Plans for a new centre to help tackle poverty and social deprivation in Coleraine have been outlined to Communities Minister Paul Givan.
During his visit to Vineyard Compassion the minister also heard first-hand from some who have benefitted from the range of services.
Ricky Wright, chief Executive Vineyard Compassion, explained that during 2015 over 7,000 support sessions were provided to people in need through a team of 295 volunteers. Last year volunteers contributed almost 14,500 hours to the community.

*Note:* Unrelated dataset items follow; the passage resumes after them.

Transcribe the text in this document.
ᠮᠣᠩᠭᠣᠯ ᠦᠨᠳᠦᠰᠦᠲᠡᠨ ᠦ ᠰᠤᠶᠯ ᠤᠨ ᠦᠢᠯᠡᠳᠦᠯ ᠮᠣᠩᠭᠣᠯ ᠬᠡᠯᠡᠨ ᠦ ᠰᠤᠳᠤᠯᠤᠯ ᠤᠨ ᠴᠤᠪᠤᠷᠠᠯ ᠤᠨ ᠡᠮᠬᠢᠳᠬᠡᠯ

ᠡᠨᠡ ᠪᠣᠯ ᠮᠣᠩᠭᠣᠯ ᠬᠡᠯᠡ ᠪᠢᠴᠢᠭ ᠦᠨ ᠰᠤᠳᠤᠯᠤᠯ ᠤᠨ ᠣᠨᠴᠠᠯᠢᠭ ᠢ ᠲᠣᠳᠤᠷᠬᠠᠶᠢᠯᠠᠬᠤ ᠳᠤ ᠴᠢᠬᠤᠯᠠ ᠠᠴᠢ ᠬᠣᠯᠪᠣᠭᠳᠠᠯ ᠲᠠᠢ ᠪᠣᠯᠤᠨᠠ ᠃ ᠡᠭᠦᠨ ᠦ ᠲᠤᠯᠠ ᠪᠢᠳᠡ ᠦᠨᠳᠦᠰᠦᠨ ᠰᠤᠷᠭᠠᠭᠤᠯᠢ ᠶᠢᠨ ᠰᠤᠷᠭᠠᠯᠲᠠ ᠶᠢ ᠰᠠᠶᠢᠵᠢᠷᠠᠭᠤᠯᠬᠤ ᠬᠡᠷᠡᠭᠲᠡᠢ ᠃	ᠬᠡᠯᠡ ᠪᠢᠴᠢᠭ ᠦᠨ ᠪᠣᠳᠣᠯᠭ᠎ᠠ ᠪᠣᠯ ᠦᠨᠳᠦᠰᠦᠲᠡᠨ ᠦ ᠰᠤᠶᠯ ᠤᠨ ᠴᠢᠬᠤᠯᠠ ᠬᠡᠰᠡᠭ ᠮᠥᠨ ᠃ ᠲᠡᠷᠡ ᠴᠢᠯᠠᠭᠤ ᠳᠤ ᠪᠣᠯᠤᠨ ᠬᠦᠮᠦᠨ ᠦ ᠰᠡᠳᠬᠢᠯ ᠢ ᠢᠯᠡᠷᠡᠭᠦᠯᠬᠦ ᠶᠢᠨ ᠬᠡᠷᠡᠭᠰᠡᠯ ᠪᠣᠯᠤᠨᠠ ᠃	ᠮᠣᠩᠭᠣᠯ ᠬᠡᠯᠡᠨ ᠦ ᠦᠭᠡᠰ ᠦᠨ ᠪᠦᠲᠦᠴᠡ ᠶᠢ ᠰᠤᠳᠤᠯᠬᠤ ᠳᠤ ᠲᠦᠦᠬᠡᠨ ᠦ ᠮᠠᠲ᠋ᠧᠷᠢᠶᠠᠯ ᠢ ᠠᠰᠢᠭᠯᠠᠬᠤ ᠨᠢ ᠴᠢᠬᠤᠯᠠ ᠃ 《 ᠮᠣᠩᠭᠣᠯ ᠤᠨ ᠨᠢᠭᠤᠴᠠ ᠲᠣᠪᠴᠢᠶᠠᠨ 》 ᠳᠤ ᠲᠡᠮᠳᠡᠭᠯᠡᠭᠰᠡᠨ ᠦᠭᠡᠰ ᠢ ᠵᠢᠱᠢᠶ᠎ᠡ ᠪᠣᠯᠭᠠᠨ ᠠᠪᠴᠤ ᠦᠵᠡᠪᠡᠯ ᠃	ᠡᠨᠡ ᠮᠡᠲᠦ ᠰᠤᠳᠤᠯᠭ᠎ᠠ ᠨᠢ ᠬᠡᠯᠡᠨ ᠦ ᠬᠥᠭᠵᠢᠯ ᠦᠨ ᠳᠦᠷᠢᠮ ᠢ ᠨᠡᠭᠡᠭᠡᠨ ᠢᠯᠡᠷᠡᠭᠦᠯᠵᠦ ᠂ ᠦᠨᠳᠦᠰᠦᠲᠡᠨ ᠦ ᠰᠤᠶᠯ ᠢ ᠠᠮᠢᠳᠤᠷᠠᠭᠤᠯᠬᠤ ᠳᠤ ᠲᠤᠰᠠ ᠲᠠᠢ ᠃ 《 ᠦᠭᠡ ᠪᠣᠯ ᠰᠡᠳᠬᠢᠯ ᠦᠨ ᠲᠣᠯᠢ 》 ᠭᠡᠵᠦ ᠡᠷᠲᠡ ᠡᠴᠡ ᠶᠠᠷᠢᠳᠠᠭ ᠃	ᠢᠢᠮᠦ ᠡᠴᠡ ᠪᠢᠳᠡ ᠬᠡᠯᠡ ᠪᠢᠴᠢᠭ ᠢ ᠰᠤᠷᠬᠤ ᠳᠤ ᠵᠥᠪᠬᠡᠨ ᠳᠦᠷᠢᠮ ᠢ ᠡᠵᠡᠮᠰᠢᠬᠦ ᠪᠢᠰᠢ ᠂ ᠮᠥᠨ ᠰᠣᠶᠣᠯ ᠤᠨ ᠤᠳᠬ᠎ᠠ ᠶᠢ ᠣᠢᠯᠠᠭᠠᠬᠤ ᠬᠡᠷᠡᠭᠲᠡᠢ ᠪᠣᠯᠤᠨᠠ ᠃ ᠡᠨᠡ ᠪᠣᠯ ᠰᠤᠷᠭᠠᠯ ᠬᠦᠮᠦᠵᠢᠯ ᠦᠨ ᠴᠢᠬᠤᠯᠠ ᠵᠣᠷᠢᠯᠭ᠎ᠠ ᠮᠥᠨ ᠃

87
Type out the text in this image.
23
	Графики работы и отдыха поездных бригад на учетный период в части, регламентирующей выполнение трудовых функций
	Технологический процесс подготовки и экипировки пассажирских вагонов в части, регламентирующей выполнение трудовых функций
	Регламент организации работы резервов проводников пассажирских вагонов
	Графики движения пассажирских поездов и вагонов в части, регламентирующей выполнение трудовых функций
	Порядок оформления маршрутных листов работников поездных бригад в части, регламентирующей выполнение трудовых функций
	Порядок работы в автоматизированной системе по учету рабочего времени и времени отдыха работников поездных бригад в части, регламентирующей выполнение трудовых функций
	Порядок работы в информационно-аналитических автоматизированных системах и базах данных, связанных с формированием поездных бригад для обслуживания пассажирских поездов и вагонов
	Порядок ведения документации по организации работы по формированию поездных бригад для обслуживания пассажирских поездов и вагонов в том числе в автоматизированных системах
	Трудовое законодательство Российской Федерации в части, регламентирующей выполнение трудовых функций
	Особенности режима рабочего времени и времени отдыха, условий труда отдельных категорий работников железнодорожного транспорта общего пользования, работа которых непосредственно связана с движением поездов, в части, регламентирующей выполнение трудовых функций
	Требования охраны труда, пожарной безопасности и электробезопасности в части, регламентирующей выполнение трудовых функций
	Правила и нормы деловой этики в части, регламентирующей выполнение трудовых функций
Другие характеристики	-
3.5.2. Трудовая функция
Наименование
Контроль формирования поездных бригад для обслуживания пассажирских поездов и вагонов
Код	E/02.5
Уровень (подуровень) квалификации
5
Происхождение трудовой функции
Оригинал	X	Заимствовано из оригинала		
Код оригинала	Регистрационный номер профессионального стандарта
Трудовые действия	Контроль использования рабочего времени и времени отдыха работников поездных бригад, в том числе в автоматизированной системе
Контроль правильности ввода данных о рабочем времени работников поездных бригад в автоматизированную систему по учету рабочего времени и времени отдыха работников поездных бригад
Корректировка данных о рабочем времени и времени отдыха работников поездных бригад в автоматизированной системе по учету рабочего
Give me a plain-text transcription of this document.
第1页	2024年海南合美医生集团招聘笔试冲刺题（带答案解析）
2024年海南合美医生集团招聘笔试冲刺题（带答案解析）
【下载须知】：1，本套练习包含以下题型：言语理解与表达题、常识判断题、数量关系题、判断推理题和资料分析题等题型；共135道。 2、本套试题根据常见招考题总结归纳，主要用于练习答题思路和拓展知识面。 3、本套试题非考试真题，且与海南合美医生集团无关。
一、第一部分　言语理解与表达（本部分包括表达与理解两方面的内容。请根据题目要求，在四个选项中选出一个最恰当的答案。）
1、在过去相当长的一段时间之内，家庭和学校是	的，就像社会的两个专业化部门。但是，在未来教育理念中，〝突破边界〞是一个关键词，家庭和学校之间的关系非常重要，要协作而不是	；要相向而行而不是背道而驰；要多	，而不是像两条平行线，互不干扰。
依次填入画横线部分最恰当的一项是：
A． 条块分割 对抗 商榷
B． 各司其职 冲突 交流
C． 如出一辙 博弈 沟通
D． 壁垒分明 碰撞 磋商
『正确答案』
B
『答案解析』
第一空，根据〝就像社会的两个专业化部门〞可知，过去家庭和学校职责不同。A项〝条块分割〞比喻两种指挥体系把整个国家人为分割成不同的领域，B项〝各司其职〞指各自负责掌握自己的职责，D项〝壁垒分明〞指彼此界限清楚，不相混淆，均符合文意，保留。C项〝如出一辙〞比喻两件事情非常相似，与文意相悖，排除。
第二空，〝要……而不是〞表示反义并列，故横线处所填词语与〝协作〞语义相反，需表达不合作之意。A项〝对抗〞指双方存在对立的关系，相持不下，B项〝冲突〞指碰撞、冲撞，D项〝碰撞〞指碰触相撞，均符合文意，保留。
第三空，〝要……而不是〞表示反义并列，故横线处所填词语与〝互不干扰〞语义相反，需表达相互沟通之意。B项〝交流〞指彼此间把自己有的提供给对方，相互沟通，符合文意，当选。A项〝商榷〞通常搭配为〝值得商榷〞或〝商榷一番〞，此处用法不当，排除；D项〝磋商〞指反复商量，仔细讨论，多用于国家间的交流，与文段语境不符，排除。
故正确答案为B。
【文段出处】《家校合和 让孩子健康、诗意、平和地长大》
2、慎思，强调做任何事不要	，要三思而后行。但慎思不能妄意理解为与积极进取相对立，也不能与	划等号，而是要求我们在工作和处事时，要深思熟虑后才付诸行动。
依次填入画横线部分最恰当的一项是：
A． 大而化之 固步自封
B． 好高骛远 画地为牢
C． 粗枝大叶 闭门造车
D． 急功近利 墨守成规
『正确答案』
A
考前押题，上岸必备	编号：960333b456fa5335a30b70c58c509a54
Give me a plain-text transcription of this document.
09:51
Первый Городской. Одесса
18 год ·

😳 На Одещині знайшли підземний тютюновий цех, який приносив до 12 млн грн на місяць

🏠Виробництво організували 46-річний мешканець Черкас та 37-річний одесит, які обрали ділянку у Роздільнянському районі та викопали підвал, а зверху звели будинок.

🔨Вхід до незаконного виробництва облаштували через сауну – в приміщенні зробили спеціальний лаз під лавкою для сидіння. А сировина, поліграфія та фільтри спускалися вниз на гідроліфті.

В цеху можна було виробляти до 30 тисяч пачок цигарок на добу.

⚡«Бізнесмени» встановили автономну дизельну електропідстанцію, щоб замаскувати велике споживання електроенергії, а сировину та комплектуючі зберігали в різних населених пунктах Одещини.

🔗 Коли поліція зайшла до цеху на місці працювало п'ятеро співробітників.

Mr Wright highlighted how previous departmental funding helped its supported volunteer programme and an online database. He shared plans. currently with council, to build a new Vineyard Compassion Centre which would bring together all projects across the 10-acre site under one roof and described how this would help tackle crisis needs and the root causes of poverty in the Causeway Coast and Glens area.
A former CAP (Christians Against Poverty) debt client spoke passionately of how the organisation had helped her deal with debt and life controlling issues. She said that without Vineyard Compassion she wouldn’t be here today. Now debt free, she has recently become one of Vineyard Compassion’s trained Debt Coaches.
Mr Givan toured projects including the Foodbank, Grow allotment, Vineyard Market and the Link, which offers a variety of work placements designed to increase clients’ skills and employability.
Vineyard Compassion said it looks forward to welcoming Mr Givan back to the new centre in the future.